A fantástica fábrica de chocolates
É voz corrente nos meios policiais que o criminoso costuma voltar à cena do crime. Por isso, Sherlock Holmes, o genial detetive inglês criado por Conan Doyle, também voltava a investigar a cena do crime, pois o criminoso sempre tem a tentação de lá pôr pés ou lá deixar as digitais de novo.
Quando era deputado estadual na Assembleia Legislativa do Estado do Rio de Janeiro (Alerj), Flávio Bolsonaro foi acusado pelo Ministério Público do Rio de Janeiro da prática de “rachadinhas”. Empregava várias pessoas, entre amigos e cabos eleitorais, no gabinete, mas parte do salário era devolvido no mesmo dia. A maioria aceitava de bom grado.
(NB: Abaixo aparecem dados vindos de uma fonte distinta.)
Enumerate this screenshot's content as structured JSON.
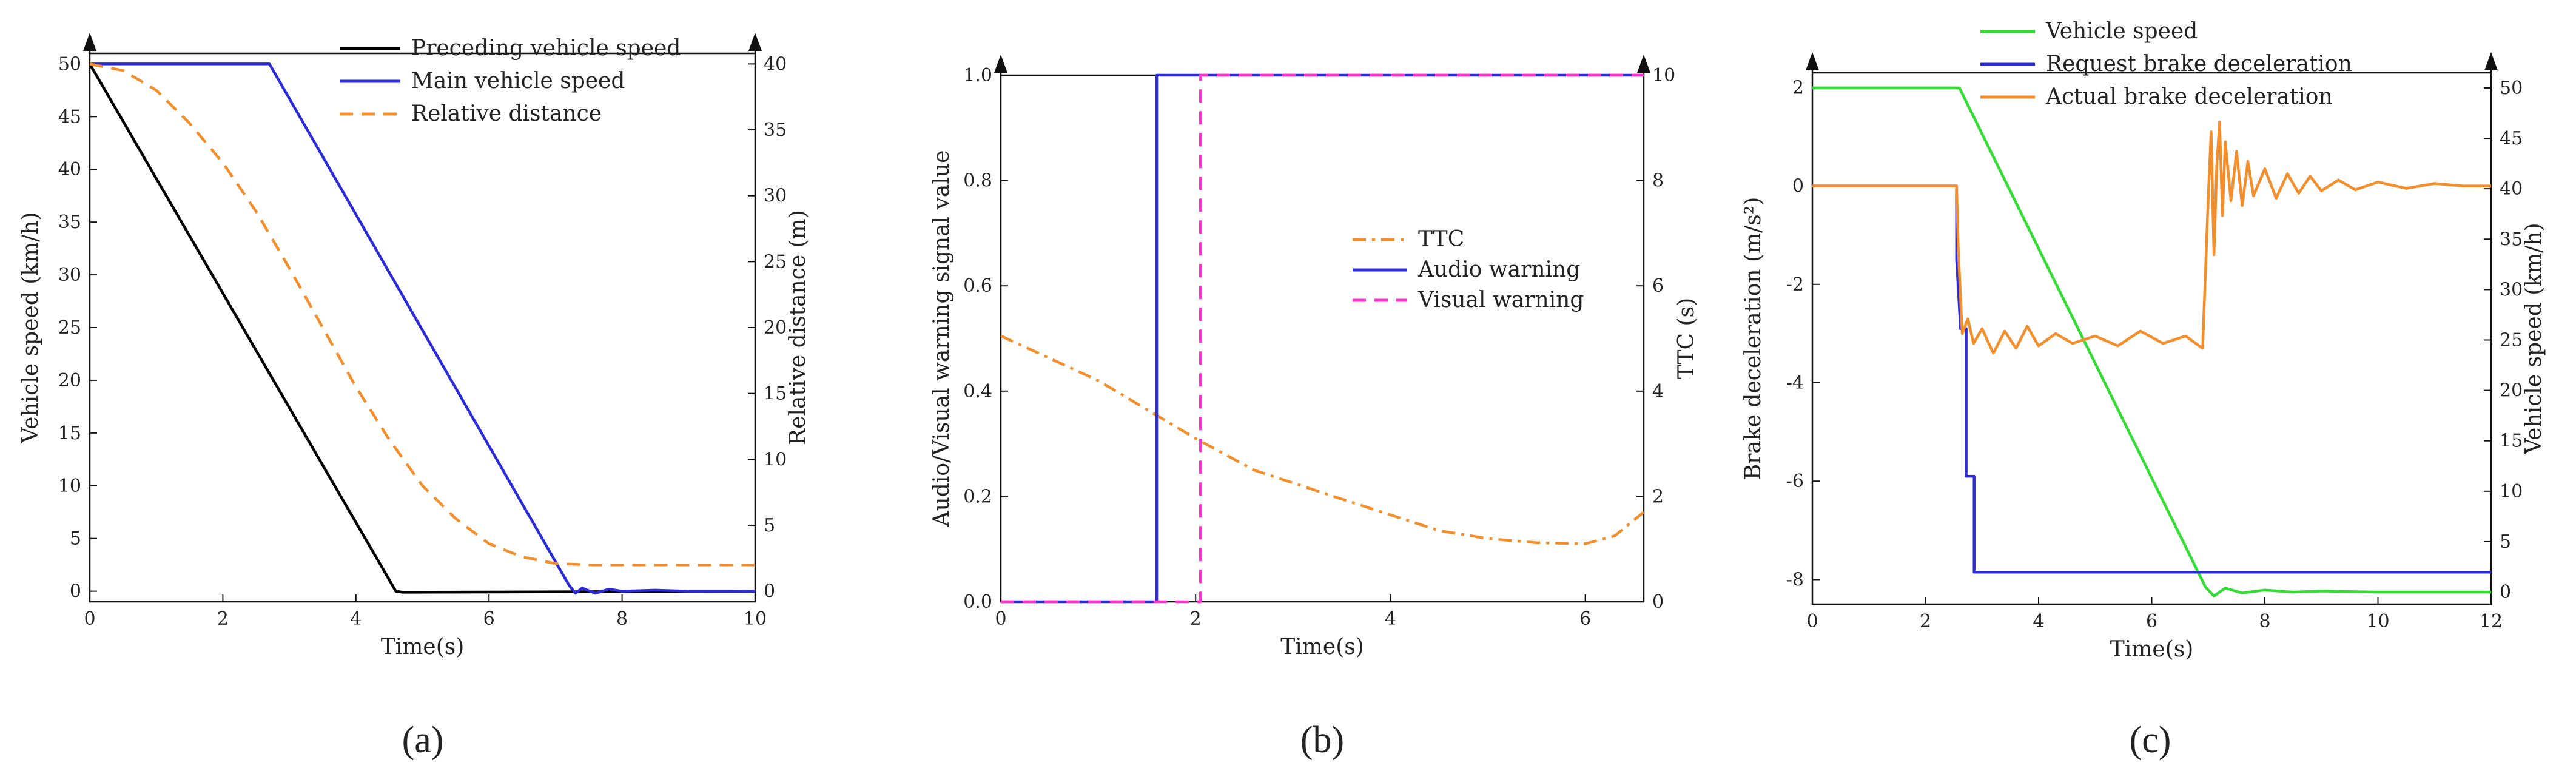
{
  "chart_data": [
    {
      "type": "line",
      "panel_label": "a",
      "xlabel": "Time(s)",
      "ylabel_left": "Vehicle speed (km/h)",
      "ylabel_right": "Relative distance (m)",
      "xlim": [
        0,
        10
      ],
      "ylim_left": [
        -1,
        51
      ],
      "ylim_right": [
        -0.8,
        40.8
      ],
      "x_ticks": [
        0,
        2,
        4,
        6,
        8,
        10
      ],
      "y_ticks_left": [
        0,
        5,
        10,
        15,
        20,
        25,
        30,
        35,
        40,
        45,
        50
      ],
      "y_ticks_right": [
        0,
        5,
        10,
        15,
        20,
        25,
        30,
        35,
        40
      ],
      "grid": false,
      "legend_position": "top-right",
      "series": [
        {
          "name": "Preceding vehicle speed",
          "axis": "left",
          "color": "#000000",
          "dash": "solid",
          "x": [
            0,
            4.6,
            4.7,
            10
          ],
          "y": [
            50,
            0,
            -0.1,
            0
          ]
        },
        {
          "name": "Main vehicle speed",
          "axis": "left",
          "color": "#2b2bd8",
          "dash": "solid",
          "x": [
            0,
            2.7,
            7.2,
            7.3,
            7.4,
            7.6,
            7.8,
            8.0,
            8.5,
            9.0,
            10
          ],
          "y": [
            50,
            50,
            0.6,
            -0.2,
            0.3,
            -0.2,
            0.2,
            0.0,
            0.1,
            0.0,
            0.0
          ]
        },
        {
          "name": "Relative distance",
          "axis": "right",
          "color": "#f28e2b",
          "dash": "dashed",
          "x": [
            0,
            0.5,
            1.0,
            1.5,
            2.0,
            2.5,
            3.0,
            3.5,
            4.0,
            4.5,
            5.0,
            5.5,
            6.0,
            6.5,
            7.0,
            7.5,
            8.0,
            9.0,
            10
          ],
          "y": [
            40,
            39.5,
            38.0,
            35.5,
            32.5,
            28.8,
            24.5,
            20.0,
            15.5,
            11.5,
            8.0,
            5.5,
            3.6,
            2.6,
            2.1,
            2.0,
            2.0,
            2.0,
            2.0
          ]
        }
      ]
    },
    {
      "type": "line",
      "panel_label": "b",
      "xlabel": "Time(s)",
      "ylabel_left": "Audio/Visual warning signal value",
      "ylabel_right": "TTC (s)",
      "xlim": [
        0,
        6.6
      ],
      "ylim_left": [
        0,
        1.0
      ],
      "ylim_right": [
        0,
        10
      ],
      "x_ticks": [
        0,
        2,
        4,
        6
      ],
      "y_ticks_left": [
        0.0,
        0.2,
        0.4,
        0.6,
        0.8,
        1.0
      ],
      "y_ticks_right": [
        0,
        2,
        4,
        6,
        8,
        10
      ],
      "grid": false,
      "legend_position": "top-right",
      "series": [
        {
          "name": "TTC",
          "axis": "right",
          "color": "#f28e2b",
          "dash": "dashdot",
          "x": [
            0,
            1.0,
            2.0,
            2.6,
            3.5,
            4.5,
            5.0,
            5.5,
            6.0,
            6.3,
            6.6
          ],
          "y": [
            5.05,
            4.2,
            3.1,
            2.5,
            1.95,
            1.35,
            1.2,
            1.12,
            1.1,
            1.25,
            1.7
          ]
        },
        {
          "name": "Audio warning",
          "axis": "left",
          "color": "#2b2bd8",
          "dash": "solid",
          "x": [
            0,
            1.6,
            1.6,
            6.6
          ],
          "y": [
            0,
            0,
            1,
            1
          ]
        },
        {
          "name": "Visual warning",
          "axis": "left",
          "color": "#ff33cc",
          "dash": "dashed",
          "x": [
            0,
            2.05,
            2.05,
            6.6
          ],
          "y": [
            0,
            0,
            1,
            1
          ]
        }
      ]
    },
    {
      "type": "line",
      "panel_label": "c",
      "xlabel": "Time(s)",
      "ylabel_left": "Brake deceleration (m/s²)",
      "ylabel_right": "Vehicle speed (km/h)",
      "xlim": [
        0,
        12
      ],
      "ylim_left": [
        -8.5,
        2.3
      ],
      "ylim_right": [
        -1.2,
        51.5
      ],
      "x_ticks": [
        0,
        2,
        4,
        6,
        8,
        10,
        12
      ],
      "y_ticks_left": [
        -8,
        -6,
        -4,
        -2,
        0,
        2
      ],
      "y_ticks_right": [
        0,
        5,
        10,
        15,
        20,
        25,
        30,
        35,
        40,
        45,
        50
      ],
      "grid": false,
      "legend_position": "top-right",
      "series": [
        {
          "name": "Vehicle speed",
          "axis": "right",
          "color": "#33dd33",
          "dash": "solid",
          "x": [
            0,
            2.6,
            6.95,
            7.1,
            7.3,
            7.6,
            8.0,
            8.5,
            9.0,
            10.0,
            11.0,
            12.0
          ],
          "y": [
            50,
            50,
            0.5,
            -0.4,
            0.4,
            -0.1,
            0.2,
            0.0,
            0.1,
            0.0,
            0.0,
            0.0
          ]
        },
        {
          "name": "Request brake deceleration",
          "axis": "left",
          "color": "#2b2bd8",
          "dash": "solid",
          "x": [
            0,
            2.55,
            2.55,
            2.62,
            2.62,
            2.72,
            2.72,
            2.86,
            2.86,
            12
          ],
          "y": [
            0,
            0,
            -1.5,
            -2.9,
            -2.9,
            -2.9,
            -5.9,
            -5.9,
            -7.85,
            -7.85
          ]
        },
        {
          "name": "Actual brake deceleration",
          "axis": "left",
          "color": "#f28e2b",
          "dash": "solid",
          "x": [
            0,
            2.55,
            2.58,
            2.65,
            2.75,
            2.85,
            3.0,
            3.2,
            3.4,
            3.6,
            3.8,
            4.0,
            4.3,
            4.6,
            5.0,
            5.4,
            5.8,
            6.2,
            6.6,
            6.9,
            7.0,
            7.05,
            7.1,
            7.15,
            7.2,
            7.25,
            7.3,
            7.4,
            7.5,
            7.6,
            7.7,
            7.8,
            8.0,
            8.2,
            8.4,
            8.6,
            8.8,
            9.0,
            9.3,
            9.6,
            10.0,
            10.5,
            11.0,
            11.5,
            12.0
          ],
          "y": [
            0,
            0,
            -1.3,
            -3.0,
            -2.7,
            -3.2,
            -2.9,
            -3.4,
            -2.95,
            -3.3,
            -2.85,
            -3.25,
            -3.0,
            -3.2,
            -3.05,
            -3.25,
            -2.95,
            -3.2,
            -3.05,
            -3.3,
            -0.2,
            1.1,
            -1.4,
            0.4,
            1.3,
            -0.6,
            0.9,
            -0.3,
            0.7,
            -0.4,
            0.5,
            -0.2,
            0.35,
            -0.25,
            0.25,
            -0.15,
            0.2,
            -0.1,
            0.12,
            -0.08,
            0.08,
            -0.05,
            0.05,
            0.0,
            0.0
          ]
        }
      ]
    }
  ],
  "captions": [
    "(a)",
    "(b)",
    "(c)"
  ]
}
Ganhavam algo sem precisar trabalhar ou bater ponto.
Entre março de 2015 e dezembro de 2018, quando foi eleito senador pelo Republicanos-RJ, na esteira da vitória do pai, Jair Bolsonaro, como presidente, Flávio Bolsonaro teve no mesmo período uma “criativa” e “lucrativa” franquia de chocolates da marca Kopenhagen em um “shopping” na Barra da Tijuca. O MP-RJ identificou que a criatividade da loja estava no fato de que, embora o estoque não indicasse tal volume de vendas, a conta bancária da franquia, da qual tinha um sócio, recebia depósitos de dinheiro em série. Logo no primeiro ano, Flávio recebeu R$ 180 mil em “distribuição de lucros”, o que excluiu o sócio.
O inquérito estava sob a guarda da 27ª Câmara Federal do Rio de Janeiro, presidida pelo então juiz Flávio Itabaiana. Como os caixas eletrônicos só aceitavam um máximo de 50 notas por envelope em dinheiro e o Conselho de Controle de Atividades Financeiras (Coaf) rastreava depósitos acima de R$ 3 mil, a conta da franquia recebeu de março de 2015 a dezembro de 2018 nada menos que 1.512 depósitos em dinheiro. No período foram 63 envelopes de R$ 1.500 cada; 62 depósitos de R$ 2 mil cada e 74 depósitos individuais com R$ 3 mil. As operações eram feitas no terminal da Alerj pelo assessor de gabinete, o ex-PM Fabrício Queiroz.
Com a eleição de Flávio Bolsonaro a senador, o caso saiu da primeira Instância para o Superior Tribunal de Justiça. As provas foram consideradas nulas e o inquérito só será eventualmente retomado (junto com outras acusações) se o senador não for eleito presidente ou outro cargo público, e perder o foro especial. Para esquecer o passado, Flávio vendeu a franquia e não se falou mais disso.
Mas vejam como os rastros deixam pistas. Em duas das três notas fiscais, no valor de R$ 1,5 milhão emitidas em abril de 2025, por “serviços advocatícios”, pelo escritório de Flávio Bolsonaro, que é advogado, justamente as duas canceladas eram da empresa Copenhagen Consultoria e Assessoria S.A. (a marca de chocolate tem K), e ficou valendo só a de R$ 500 mil à Contábil Correa Contabilidade & Auditoria LTDA, do contador Rogério Lourenço Novo.
Rogério Lourenço Novo está sendo investigado pelo Ministério Público de São Paulo e une o filho “01” de Jair Bolsonaro a um suposto esquema conduzido pelo grupo ligado a Daniel Vorcaro nos processos de privatização da Companhia de Saneamento Básico do Estado de São Paulo, a Sabesp, e da Empresa Metropolitana de Águas e Energia S.A., a Emae, conduzidas pelo governador Tarcísio Gomes de Freitas (Republicanos) entre abril e julho de 2024. O rombo da Ambipar, sob investigação da Comissão de Valores Mobiliários, o “xerife” do mercado de capitais, equivale a quase mil vezes o montante das “rachadinhas”.